Siempre hubo tiempos mejores para los antihéroes de Peckinpah

En el centenario de este cineasta, dudo que en la actualidad le permitieran realizar películas como la grandiosa ‘Grupo salvaje’, la preciosa ‘La balada de Cable Hogue’ o la turbadora y feroz ‘Perros de paja’

Imagen de 'Grupo salvaje', de Sam Peckinpah.

Es difícil imaginar a Sam Peckinpah como centenario, con alzhéimer o demencia, sumiso, acabado. La palmó antes de los sesenta, chorreando alcohol y polvo para la nariz. En cuanto a su cine, dudo que en la actualidad le permitieran realizarlo. Demasiada testosterona, continuo y fascinado tratamiento de la violencia, ningún afán didáctico ni culturalista, retratista de gente nada ejemplar según las reglas moralistas y que sobrevive o muere en medio de orgías de sangre. Y cuando aparecen mujeres en su obra, casi siempre interpretan a putas. Gozó de esplendor en la industria y de fascinación en el público durante una época larga, pero sus últimas películas Los aristócratas del crimen y Clave: Omega son malas, parecen una caricatura de sí mismo, de alguien que hizo un cine épico, emocionante, melancólico, complejo. También lírico en medio de la brutalidad. Con frecuente formato de wéstern, describe a gente que está al final de sus delictivas carreras, que insistentemente cuando les proponen algo que implica un riesgo mortal suelen responder: ¿por qué no?, algo habitual en el mundo de los perdedores.
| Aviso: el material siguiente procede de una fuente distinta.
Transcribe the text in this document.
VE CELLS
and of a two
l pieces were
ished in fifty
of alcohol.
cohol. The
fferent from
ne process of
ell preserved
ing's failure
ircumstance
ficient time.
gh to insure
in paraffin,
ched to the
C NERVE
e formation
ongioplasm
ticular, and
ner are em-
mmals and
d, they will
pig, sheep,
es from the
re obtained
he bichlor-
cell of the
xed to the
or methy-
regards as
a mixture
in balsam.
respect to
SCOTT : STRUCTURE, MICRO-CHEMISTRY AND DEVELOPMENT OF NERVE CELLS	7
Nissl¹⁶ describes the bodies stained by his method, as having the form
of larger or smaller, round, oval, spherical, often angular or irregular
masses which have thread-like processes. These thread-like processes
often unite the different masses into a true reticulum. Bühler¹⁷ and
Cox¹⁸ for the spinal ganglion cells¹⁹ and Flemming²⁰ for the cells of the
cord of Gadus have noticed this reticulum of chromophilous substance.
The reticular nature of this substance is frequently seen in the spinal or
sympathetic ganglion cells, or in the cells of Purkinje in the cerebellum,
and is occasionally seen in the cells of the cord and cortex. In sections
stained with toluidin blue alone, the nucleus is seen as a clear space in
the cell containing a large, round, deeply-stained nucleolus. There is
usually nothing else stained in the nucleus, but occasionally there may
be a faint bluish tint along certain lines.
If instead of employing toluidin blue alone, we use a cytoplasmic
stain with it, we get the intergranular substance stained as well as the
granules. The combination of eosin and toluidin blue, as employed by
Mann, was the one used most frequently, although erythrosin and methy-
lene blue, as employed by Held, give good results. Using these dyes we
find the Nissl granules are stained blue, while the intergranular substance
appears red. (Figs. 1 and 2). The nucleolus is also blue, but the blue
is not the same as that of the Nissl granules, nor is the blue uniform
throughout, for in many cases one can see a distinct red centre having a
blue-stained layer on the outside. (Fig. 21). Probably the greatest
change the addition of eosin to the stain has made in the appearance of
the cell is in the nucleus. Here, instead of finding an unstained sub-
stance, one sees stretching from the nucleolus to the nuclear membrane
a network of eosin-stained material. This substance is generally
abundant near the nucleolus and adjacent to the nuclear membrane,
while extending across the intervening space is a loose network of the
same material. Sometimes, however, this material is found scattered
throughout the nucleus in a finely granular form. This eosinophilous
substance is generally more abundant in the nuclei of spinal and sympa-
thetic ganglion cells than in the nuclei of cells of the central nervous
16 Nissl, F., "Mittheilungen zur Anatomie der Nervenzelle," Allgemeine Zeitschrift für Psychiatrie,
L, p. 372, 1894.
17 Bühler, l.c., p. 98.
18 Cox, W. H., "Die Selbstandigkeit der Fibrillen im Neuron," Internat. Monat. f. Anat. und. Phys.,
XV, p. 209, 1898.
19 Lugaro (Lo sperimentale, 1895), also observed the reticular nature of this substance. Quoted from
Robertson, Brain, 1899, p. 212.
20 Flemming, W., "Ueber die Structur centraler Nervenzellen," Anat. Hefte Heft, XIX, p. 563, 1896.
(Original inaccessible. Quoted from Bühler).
El director Sam Peckinpah.

No tengo prisa para revisar sus películas. Por temor a que se puedan desplomar ligeramente. Porque yo estuve enamorado de su cine. Y quiero mantener ese recuerdo. Mi largo idilio comenzó con Duelo en la alta sierra. La secuencia final, como en tantos desenlaces de Peckinpah protagonizados por la muerte, me colocó un nudo en la garganta que se repitió en bastantes ocasiones. Mayor Dundee era épica, dura, retratando a personajes con anverso y reverso, incluyendo a ese militar finalmente victorioso para el que la guerra no acabará nunca porque la tiene dentro de sí mismo. Y era grandiosa Grupo salvaje, incluida el forzoso enfrentamiento en nombre de la supervivencia de dos bandidos que siempre estuvieron juntos en lo bueno y en lo malo. Y qué hermoso y trágico el paseo final de los cuatro kamikazes que utilizan el pretexto de rescatar a su apresado amigo, aunque sepan que de allí no va a salir vivo ni dios. O la gracia, la poesía, de ese ser estafado por sus socios, que encontró agua en el desierto en el que fue abandonado, que firmó las paces con su soledad, que fue visitado provisionalmente, aunque ofreciéndole el cielo, por una puta tan vitalista como pragmática llamada Hildy, que cuando se le acercó la parca afirmaba a sus compungidos amigos: “No pasa nada grave, solo que me estoy muriendo”. Ocurría en la preciosa y entrañable La balada de Cable Hogue. En ella había poca sangre. Peckinpah debía de andar relajado. Todo lo contrario que en la turbadora y feroz Perros de paja, en la que sabes que todo va a acabar fatal, en la que vas mascando desde el principio el futuro apocalipsis. Y funciona el honesto vagabundeo buscando oportunidades en el rodeo del maltrecho y digno Junior Bonner, y la angustia y la resolución del problemático y perseguido matrimonio de La huida.

Y antes de que llegara el crepúsculo de su arte, Peckinpah rodó dos películas excepcionales. La extraña, obsesiva, enloquecida Quiero la cabeza de Alfredo García, con un Warren Oates memorable a perpetuidad, y una tragedia a la altura de su genio titulada Pat Garrett y Billy The Kid, esa en la que dos viejos amigos deben enfrentarse a un lado y al otro de la ley porque, según le anuncia Garrett a Billy: “Los tiempos están cambiando”. El arrogante y consecuente Billy le aclara: “Pero yo no”. El señor Dylan (que aparece sin la menor gracia como actor) le compuso a Peckinpah una maravillosa e inolvidable banda sonora para acompañar a una película que parece el grandioso testamento de un director excepcional, tan expresivo como reconocible. A mí me donó alegría y tristeza de primera clase.